The universe has gone through a number of distinct phases. The first part of the first second is speculative, but the physics of the latter part is well know to us. In the first several minutes the lightest elements (hydrogen and helium) were formed.

Over the next 380,000 years the universe was a hot (but always cooling) plasma of electrons, nuclei and photons. At 380,000 years it was cool enough for electrons and nuclei to combine into atoms, in a process called recombination. The photons were freed from the plasma, and the universe became transparent for the first time. As the universe was opaque before recombination and transparent after, we see this epoch as a ‘wall’, and it is known as the cosmic microwave background.

What followed was a period known as the ‘cosmic dark ages’. The only light was that of the fading afterglow of the Big Bang, and the matter was comprised of the primordial elements and the exotic ‘dark matter’. During this time gravitational accretion slowly but surely produced larger and larger concentrations of matter, and when these became sufficiently dense, nuclear reactions could form and the first stars and galaxies were born. These lit up and ionized the universe again, some 400-500 million years after the Big Bang, in what is known as the ‘reionization epoch’.

The activity increased exponentially, culminating in the ‘quasar epoch’ 2-4 billion years after the Big Bang, a frenetic period of chaotic star and galaxy formation, galaxy interactions, monster quasars and radio galaxies.

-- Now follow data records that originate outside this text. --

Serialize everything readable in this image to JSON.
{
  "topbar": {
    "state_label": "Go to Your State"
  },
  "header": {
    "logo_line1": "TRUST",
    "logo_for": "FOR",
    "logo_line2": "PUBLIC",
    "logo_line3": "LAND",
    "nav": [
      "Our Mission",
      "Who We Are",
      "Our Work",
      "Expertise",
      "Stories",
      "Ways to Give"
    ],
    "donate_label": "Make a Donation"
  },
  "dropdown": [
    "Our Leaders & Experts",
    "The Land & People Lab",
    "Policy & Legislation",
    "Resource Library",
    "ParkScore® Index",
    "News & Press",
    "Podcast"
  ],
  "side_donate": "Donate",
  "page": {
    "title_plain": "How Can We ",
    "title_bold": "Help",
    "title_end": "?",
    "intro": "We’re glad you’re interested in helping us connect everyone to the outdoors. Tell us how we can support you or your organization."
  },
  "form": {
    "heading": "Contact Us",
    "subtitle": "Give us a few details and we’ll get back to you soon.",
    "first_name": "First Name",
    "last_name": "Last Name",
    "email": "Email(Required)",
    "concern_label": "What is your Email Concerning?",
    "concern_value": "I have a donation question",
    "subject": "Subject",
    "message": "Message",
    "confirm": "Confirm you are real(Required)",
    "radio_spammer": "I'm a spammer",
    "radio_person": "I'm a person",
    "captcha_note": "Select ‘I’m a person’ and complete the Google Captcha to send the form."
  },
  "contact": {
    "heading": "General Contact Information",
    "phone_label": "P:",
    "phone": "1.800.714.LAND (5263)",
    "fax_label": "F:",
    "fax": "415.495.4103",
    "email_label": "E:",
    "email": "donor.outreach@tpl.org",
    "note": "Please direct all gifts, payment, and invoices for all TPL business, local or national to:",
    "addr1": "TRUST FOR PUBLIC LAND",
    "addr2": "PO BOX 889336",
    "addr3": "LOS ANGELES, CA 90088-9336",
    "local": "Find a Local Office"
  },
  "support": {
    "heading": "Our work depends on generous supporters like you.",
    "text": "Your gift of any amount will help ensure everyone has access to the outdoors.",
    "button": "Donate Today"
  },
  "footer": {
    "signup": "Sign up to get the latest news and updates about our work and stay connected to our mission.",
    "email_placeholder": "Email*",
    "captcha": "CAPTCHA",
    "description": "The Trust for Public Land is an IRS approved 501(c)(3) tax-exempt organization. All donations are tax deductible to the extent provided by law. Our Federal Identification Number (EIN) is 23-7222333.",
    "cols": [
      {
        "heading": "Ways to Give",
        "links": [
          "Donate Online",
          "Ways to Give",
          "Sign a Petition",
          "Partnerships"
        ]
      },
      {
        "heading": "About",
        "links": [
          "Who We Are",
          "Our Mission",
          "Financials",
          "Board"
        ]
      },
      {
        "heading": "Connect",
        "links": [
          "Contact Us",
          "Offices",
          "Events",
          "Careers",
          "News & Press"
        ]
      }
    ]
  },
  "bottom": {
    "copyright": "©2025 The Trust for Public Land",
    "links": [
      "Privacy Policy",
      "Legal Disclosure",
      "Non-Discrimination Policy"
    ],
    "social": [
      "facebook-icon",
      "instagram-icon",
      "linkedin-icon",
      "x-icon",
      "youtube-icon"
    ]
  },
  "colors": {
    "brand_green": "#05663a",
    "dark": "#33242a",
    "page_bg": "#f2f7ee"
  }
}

This activity eventually began to drop off, although it still continues today; the incidence of quasars today is a thousand times less than it was at the peak of the quasar epoch. At 13.7 billion years, the universe has now reached a ‘dignified middle age’.

The ‘heavy elements’ such as carbon and oxygen, essential for life as we know it, are all produced in stars, and this process has been going on ever since the first stars formed. Each generation of stars ejects more heavy elements into the intergalactic medium, so the abundances of the heavy elements have been built up over time.

By the time the Sun and Earth were formed 4.6 billion years ago, over 8.4 billion years of star and planet formation had already taken place in the universe. Star formation still takes place today, so in total there have been over 13 billion years of star and planet formation.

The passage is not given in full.